According to the IMF, emerging economies recently accounted for 80% of global economic growth, which means that capital markets in these economies grow faster than in developed countries.

How will Environmental, Social, and Corporate Governance (ESG) Issues develop in 2021 in the capital markets?

BO: COVID-19 brought ESG into greater focus during 2020.

The Biden administration is aiming to reinvigorate ESG policies, especially concerning environmental issues. The USA is planning to go back to the Paris agreement and recently the US Federal Reserve has joined the Network of Central Banks and Supervisors for Greening the Financial System (NGFS). However, there is vulnerability for the assets of S&P companies due to the high risk and impact of physical climate change, which could cause elevated concern nowadays on the grounds that the US experienced 22 natural disasters last year.

Recently, a lot of companies pledged to halt carbon dioxide emission and to become carbon neutral in several decades, which is bound to affect positively on the process of solving environmental concerns.

Regarding social issues, NASDAQ has a new proposed requirement of 2500+ companies to have at least one woman director and another who would define themselves as black/Hispanic/LGBTQ. Moreover, racial diversity is now demanded on boards of publicly traded companies in California (2020) and Illinois (2019).

Dual-class voting structures. Yay or nay? Why?

BO: Dual-class shares have several advantages and drawbacks for a company’s management, as well as for individual investors.
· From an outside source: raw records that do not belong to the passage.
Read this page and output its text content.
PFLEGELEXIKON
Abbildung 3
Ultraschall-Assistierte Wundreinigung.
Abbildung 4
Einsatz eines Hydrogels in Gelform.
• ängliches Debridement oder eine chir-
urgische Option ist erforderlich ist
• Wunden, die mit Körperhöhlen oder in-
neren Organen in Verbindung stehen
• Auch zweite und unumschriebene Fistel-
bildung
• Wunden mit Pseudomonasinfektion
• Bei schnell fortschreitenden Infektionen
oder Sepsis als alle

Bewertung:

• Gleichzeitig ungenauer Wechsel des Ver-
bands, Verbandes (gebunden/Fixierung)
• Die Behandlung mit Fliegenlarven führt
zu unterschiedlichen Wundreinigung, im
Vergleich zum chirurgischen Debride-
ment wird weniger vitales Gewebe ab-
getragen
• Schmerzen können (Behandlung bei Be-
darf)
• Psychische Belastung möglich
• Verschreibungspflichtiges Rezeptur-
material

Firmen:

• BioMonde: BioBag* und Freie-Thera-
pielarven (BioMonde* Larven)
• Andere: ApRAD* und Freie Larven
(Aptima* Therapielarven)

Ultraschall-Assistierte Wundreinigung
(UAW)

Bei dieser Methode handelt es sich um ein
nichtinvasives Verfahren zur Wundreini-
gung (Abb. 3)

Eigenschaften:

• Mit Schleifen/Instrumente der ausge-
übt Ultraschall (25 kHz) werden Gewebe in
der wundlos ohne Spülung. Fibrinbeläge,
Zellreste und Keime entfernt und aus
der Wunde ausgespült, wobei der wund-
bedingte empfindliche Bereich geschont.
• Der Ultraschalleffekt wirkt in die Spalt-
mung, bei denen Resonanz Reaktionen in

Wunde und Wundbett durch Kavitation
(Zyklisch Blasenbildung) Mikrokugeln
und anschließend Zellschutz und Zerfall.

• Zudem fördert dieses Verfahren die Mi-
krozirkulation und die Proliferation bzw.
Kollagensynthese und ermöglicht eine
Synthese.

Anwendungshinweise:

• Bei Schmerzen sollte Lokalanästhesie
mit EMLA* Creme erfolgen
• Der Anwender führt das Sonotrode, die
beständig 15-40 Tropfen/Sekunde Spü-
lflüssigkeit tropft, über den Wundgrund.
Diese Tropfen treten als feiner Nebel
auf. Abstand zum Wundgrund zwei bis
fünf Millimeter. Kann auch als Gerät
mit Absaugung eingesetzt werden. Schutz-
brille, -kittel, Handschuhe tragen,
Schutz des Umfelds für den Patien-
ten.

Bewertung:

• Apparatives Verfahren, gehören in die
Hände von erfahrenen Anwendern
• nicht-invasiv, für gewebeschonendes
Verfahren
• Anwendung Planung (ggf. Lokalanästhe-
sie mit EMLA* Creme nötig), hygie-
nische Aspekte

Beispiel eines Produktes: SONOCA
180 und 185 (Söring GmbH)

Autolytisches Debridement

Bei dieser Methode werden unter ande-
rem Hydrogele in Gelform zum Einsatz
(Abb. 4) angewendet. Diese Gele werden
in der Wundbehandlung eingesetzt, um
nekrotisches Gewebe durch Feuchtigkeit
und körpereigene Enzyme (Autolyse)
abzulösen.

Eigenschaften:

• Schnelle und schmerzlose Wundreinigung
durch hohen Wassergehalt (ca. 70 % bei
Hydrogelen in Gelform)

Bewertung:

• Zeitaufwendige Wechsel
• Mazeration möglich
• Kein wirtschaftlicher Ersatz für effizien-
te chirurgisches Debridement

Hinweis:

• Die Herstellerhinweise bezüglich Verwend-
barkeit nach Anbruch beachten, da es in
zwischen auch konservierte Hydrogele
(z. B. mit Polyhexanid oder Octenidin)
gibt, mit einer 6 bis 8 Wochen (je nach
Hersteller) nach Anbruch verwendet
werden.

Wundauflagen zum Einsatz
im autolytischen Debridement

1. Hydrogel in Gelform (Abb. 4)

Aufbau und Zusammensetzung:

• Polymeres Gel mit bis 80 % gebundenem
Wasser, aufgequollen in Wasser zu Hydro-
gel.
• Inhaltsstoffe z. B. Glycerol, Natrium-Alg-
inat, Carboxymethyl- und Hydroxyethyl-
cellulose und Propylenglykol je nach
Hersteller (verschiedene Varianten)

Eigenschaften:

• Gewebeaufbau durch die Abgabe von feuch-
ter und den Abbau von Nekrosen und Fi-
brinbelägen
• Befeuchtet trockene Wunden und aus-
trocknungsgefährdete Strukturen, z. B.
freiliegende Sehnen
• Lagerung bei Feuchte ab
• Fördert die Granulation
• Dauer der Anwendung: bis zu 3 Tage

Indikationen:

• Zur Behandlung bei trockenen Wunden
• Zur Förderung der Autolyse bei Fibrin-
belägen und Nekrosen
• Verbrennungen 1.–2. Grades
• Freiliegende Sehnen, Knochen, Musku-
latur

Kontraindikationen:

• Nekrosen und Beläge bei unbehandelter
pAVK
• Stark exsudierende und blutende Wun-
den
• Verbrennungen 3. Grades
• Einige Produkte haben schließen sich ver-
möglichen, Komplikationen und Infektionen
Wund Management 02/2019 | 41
This type of structure is helpful for leaders when they concentrate more on long-term projects rather than on short-term financial results. Nonetheless, this politics is currently not welcomed by some stock indexes, such as Russell-2000 and S&P 500, which make dual-class shares ineligible to be included.

From the private investor’s point of view, even if they are predisposed to invest large sums of money in a company, they will barely get the same voting power as insiders have.

In a nutshell, division of shares into several classes could lead a management board to concentrate considerable amount of power, so that interests of investors from exchanges could not be taken into account. However, conducting more investor meetings could solve this issue.

 

Bekhruzbek Ochilov, IGCAP, ACSI, is a capital markets professional. He has experience in building analytics and BI solutions for stock exchanges, stock market indices, valuing companies for ECM and DCM transactions, and underwriting securities. He is an International Governance and Compliance Professional (IGCAP) since 2021 and an associate member (ACSI) of the Chartered Institute for Securities & Investment since 2020. In 2021, he was named the best young analyst of the Uzbek capital market by the Society of Investment and Financial Analysts (SIFA) under the Capital Markets Development Agency (CMDA), the Uzbek capital market regulator.

Bekhruzbek Ochilov is a founding partner of Alkes Research LLC, a financial services consulting and research company, and owner of EQRE, an equity research house that partners with eight leading brokerage houses to provide analytics of the Uzbekistan financial services market. He is also owner of EqRe Blue Index, the benchmark index of the Uzbek capital market.